Please steal my bike

Some time in 2004 I bought a bike, that over the course of only 12 months, six of which it lived in the basement, turned into a piece of crap. You get what you pay for as they say, so I've no regrets over the purchase and sure enough the bike did serve me well during our time together. However, the time has come to get rid of the bastard. Method of disposal options are as follows:

I could sell it though I'm sure the $30 I'd get would be small compensation for the hassle involved. I could trade it in as part payment for a new set of wheels, but again the hassle of dragging it any distance can't be justified. I could give it to a local charity shop, no excuse why I shouldn't.

The plot thickens. I could throw it into a tree that lies below a nearby bridge over the Mississippi River. This tree is already full of old pairs of shoes that people have laced together and cast up into the branches. It's quite a cool thing to drive by or stand under and gawk up at literally hundreds of pairs of used shoes dangling and swaying with the motion of the tree. God knows why it began or who started it. You never see anyone actually hurling shoes at the tree yet there are more every time I look. Only recently I noticed that bikes had begun to populate the tree. There were only four or five last time I looked down over the bridge but it's obvious that something new has begun.

So, my fourth option would be to fling the bike over the edge of a bridge into a tree, but I'd rather use it as apparatus in an experiment. An experiment that will confirm or shatter some beliefs I have about Minneapolis. I've always known that the neighborhood I live in is pretty pleasant. The level of that pleasantness could never really be quantified... until now. Petty crime is what really gets to people. It wears you down, pisses you off, instills distrust between you and your neighbors. Sad to say but not long after, say, a murder, a neighborhood will recover. But, when you live on a street where plants are getting swiped from your garden, your car radio is getting robbed on an every two or three year basis, your shed is getting broken into you then live in a constant state of apprehension and suspicion and maybe even paranoia. That's Dublin. People here don't believe me when I tell them that if I left a cold, moldy, cup of tea in my front garden back home, that some scumbag would lift it the second my back was turned. The Irish rogue sees all the angles and some times you nearly admire his ability to engineer and execute the theft of objects worth no more than the price of a few pints.

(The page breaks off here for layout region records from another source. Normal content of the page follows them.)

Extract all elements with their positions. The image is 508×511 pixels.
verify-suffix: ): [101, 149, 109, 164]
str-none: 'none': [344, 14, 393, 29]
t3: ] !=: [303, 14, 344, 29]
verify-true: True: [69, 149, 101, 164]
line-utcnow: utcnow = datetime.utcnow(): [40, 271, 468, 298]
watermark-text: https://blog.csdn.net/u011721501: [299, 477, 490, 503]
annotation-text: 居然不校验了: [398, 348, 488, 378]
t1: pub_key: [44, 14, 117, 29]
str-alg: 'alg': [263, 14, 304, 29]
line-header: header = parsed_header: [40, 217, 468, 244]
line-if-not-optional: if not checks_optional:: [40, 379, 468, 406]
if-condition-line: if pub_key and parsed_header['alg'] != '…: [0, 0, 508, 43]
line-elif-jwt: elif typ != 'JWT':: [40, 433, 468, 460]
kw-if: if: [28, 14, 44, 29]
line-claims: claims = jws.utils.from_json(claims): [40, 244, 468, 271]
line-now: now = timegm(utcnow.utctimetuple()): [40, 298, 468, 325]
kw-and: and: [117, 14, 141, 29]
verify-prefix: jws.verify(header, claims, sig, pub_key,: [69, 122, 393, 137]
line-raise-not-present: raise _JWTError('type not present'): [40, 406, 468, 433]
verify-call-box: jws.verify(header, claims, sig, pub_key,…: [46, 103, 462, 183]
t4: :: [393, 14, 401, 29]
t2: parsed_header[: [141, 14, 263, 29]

Believing that petty but persistent crime is directly related to quality of life and mental well being I decided to leave my unwanted bike unlocked outside my apartment door just to see what makes the American criminal mind tick and more importantly to see if this neighborhood is as nice as it appears on the surface.

Nearly three months have passed and the bike still stands outside the door. Cobwebs stretch between various parts of the frame and rust is turning once shiny steel to a a dull red-brown color. Grass that couldn't be cut by the lawnmower because of the bike being in the way is starting to weave itself around the wheels.

I'm starting to think that nature will consume the bike before it falls victim to robbery. Conclusion thus: not a bad place to live.